Everything about it annoyed me. It had no purpose; it was just clutter. Don’t get me wrong, I like decorative objects if they evoke something useful. Serenity, for example, as most self-respecting orchids do. This thing looked like it might already be rotting, an effect enhanced by the broken mug it was planted in. It didn’t evoke anything in me except disgust, which seldom enhances productivity.

This aesthetic did fit the room, which was both the only remotely positive thing I can say about it, as well as a sad commentary on the state of the kitchen. It wasn’t filthy, just messy and cluttered. Full of herbs hung up to dry and drop dead leaves on everything, and jars of other herbs or peppers left to soak and have their essence extracted like medical specimens in jars.

I considered one jar of herbs and vinegar. It had a considerably higher ratio of vinegar to plant material than the other jars. I picked up the jar, unscrewed the lid, and tipped some of the excess vinegar into the broken mug housing the orchid. I put the jar back exactly where it had been, and wiped up a few drops that fell on the table or slid down the side of the jar.

There. Now the orchid would be put out of its misery, and the herb/vinegar mixture would be more like the others. By any objective standard I was helping.

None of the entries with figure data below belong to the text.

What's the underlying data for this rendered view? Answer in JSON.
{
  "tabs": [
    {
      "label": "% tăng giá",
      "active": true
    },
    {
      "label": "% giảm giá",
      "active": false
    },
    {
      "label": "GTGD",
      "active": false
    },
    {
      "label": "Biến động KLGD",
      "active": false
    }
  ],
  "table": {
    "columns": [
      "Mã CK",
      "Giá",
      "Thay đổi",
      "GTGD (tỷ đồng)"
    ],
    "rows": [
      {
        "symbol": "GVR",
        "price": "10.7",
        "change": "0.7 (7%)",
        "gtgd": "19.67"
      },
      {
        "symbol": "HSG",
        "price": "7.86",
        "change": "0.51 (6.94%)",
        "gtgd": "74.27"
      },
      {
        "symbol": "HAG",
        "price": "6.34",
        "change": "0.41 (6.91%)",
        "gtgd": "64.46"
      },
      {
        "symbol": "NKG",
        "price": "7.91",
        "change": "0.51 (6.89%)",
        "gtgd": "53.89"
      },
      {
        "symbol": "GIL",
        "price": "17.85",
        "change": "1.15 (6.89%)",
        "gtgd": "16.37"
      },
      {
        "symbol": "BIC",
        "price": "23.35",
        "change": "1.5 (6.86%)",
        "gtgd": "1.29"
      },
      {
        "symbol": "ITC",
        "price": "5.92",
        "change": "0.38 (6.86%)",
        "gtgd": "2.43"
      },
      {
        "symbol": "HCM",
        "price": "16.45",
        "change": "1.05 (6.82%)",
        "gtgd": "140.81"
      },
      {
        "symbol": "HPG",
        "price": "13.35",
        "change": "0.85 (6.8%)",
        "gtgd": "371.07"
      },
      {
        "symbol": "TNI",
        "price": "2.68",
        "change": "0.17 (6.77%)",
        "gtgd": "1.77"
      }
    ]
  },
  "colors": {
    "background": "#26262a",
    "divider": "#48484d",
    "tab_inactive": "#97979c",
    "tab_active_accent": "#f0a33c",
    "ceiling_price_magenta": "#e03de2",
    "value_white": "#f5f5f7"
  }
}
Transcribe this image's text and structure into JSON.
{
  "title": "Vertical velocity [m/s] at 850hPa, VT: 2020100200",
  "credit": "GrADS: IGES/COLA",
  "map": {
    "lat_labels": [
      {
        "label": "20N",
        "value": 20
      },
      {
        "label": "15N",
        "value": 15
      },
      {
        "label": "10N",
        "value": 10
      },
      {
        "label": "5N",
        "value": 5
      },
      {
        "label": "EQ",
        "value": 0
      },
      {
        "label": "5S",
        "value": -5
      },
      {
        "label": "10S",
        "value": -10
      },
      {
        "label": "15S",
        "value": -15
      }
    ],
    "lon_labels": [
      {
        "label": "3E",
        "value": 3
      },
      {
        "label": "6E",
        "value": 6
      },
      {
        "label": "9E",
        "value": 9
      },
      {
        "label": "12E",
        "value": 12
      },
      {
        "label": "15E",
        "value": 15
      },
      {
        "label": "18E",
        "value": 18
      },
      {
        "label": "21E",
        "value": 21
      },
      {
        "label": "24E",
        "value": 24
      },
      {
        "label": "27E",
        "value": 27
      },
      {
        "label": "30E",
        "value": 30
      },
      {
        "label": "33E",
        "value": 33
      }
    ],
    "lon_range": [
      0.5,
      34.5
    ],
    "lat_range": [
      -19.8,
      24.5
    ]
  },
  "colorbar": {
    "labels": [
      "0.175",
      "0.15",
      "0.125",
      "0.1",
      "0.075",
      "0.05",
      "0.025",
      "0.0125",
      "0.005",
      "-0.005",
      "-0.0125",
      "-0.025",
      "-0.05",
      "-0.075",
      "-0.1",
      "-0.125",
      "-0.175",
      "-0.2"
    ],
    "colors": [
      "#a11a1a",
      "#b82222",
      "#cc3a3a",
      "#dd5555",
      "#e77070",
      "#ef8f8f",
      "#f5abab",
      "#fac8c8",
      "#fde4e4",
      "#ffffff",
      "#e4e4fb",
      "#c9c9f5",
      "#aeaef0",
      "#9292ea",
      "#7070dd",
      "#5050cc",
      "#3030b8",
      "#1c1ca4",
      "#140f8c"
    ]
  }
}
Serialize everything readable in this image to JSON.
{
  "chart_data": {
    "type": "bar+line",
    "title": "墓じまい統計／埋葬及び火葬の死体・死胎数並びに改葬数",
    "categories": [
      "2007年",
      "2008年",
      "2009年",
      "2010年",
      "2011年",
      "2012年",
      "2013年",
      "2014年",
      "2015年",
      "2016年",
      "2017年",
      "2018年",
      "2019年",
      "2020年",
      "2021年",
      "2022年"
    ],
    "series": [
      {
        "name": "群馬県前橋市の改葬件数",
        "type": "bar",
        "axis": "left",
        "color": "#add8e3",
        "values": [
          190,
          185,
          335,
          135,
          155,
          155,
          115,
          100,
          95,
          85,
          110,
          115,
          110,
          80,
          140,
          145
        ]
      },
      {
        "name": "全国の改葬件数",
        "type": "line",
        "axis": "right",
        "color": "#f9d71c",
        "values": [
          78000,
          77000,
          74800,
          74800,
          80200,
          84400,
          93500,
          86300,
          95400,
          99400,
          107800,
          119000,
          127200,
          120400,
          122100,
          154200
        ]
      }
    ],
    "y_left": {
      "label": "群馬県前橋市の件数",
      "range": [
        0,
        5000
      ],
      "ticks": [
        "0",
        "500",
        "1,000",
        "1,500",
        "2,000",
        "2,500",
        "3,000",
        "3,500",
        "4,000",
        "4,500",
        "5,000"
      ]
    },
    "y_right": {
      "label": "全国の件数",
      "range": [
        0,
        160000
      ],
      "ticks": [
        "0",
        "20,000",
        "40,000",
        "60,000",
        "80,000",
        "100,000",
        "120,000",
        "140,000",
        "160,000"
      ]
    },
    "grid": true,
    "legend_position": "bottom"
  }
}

I packed up my laptop and headed up to the spare bedroom to attempt sleep again. I might not have accomplished much in the way of job searching, but I had done something. What kind of namby-pamby life form could be done in by a salad dressing ingredient anyway? If the orchid did die, it just proved how pointless keeping it around had been in the first place.

The next morning I awoke to the sound of my alarm clock, as I had for as long as I could remember. I’d gotten very little sleep, and the raucous chirping was particularly painful. Technically I could have done without it, as the hour was meant to accommodate a long commute and I had nowhere to go. Still, I saw no reason to dwell on that, and sleeping in would only encourage the kind of laziness that would extend this hiccup in my life. My sister wasn’t awake yet, and wouldn’t be for an hour or two.

I went down into the kitchen to get coffee brewing, hoping that there would be something decent available. My sister had said something alarming about dandelion coffee earlier. I paused as my fuzzy mind detected something wrong on the kitchen table.

The orchid was now at least twice its original size, its wide, furred leaves spilling down onto the tabletop and hiding the mug entirely. I blinked several times, commanding my sleepy mind to make sense of this. It wouldn’t.

I dug a nearly-empty container of instant coffee out of the back of a cupboard, made myself a cup of something tolerable, and hurried upstairs, leaving the orchid to its nonsense.